“The single best thing we could do for financial reform: Triple the budgets of all financial regulatory agencies. Immediately. Regulators are woefully understaffed; this is fact.”
I’m not sure about “single best,” but otherwise dead on. The agencies that are self-funding out of their businesses (banking for the Federal Reserve, insurance for the FDIC) have been less bad than the ones that are not (OCC, OTS).
“Some people will claim that it’s impossible to distinguish between market-making trades and propietary trades, but that argument is completely baseless. The banks themselves already distinguish between their market-making trades and their proprietary trades, as there’s a whole different set of rules for proprietary versus market-making trades. So don’t be fooled by that argument.”

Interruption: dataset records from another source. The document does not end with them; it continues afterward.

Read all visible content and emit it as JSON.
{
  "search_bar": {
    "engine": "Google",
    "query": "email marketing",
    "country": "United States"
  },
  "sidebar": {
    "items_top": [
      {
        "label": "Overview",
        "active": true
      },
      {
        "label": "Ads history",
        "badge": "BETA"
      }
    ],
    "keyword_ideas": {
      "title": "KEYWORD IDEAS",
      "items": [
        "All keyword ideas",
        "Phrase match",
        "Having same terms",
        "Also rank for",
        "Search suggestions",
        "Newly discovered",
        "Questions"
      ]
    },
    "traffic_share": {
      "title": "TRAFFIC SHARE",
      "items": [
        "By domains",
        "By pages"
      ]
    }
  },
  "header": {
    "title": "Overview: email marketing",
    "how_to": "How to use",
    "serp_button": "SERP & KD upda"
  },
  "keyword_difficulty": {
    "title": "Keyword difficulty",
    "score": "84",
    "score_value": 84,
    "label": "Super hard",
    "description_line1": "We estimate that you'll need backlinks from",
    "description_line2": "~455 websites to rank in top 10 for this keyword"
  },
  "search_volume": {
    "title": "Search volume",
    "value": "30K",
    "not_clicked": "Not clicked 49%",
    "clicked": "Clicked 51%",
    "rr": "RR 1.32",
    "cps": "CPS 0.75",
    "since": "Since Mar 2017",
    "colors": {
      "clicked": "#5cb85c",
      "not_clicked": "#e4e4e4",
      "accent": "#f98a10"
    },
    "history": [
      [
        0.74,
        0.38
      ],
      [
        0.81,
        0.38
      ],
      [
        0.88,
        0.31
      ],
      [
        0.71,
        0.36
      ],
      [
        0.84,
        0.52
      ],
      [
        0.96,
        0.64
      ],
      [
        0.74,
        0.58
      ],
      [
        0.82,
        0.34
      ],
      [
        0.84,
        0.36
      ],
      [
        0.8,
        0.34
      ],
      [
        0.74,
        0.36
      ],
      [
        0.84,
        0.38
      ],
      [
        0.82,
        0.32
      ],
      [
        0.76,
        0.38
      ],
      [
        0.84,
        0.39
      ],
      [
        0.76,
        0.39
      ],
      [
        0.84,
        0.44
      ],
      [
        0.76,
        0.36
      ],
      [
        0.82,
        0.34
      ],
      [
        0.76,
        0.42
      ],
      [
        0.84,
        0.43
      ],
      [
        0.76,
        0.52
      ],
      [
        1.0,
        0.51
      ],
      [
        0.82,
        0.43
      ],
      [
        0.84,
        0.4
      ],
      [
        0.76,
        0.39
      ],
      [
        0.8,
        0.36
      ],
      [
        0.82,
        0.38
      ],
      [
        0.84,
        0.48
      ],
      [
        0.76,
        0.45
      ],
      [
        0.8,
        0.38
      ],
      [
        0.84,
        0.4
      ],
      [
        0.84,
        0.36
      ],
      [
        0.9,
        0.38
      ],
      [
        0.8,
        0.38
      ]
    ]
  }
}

The context here is that, technically speaking, the ordinary business of executing trades at the request of clients does involve some risk for the dealer. EoC talks specifically about market-making, where a dealer has an obligation to post a bid and an ask for a certain security. Since it can’t balance it the buy and sell orders instantaneously, it generally carries “inventory,” meaning that it’s long that security. But his point is that banks already divide their business along these lines, so saying they can’t is hogwash. Obama’s proposal might give banks an incentive to try to sneak one kind of trading under cover of the other, but that’s something that could be policed; it’s not like it’s theoretically impossible to distinguish the two.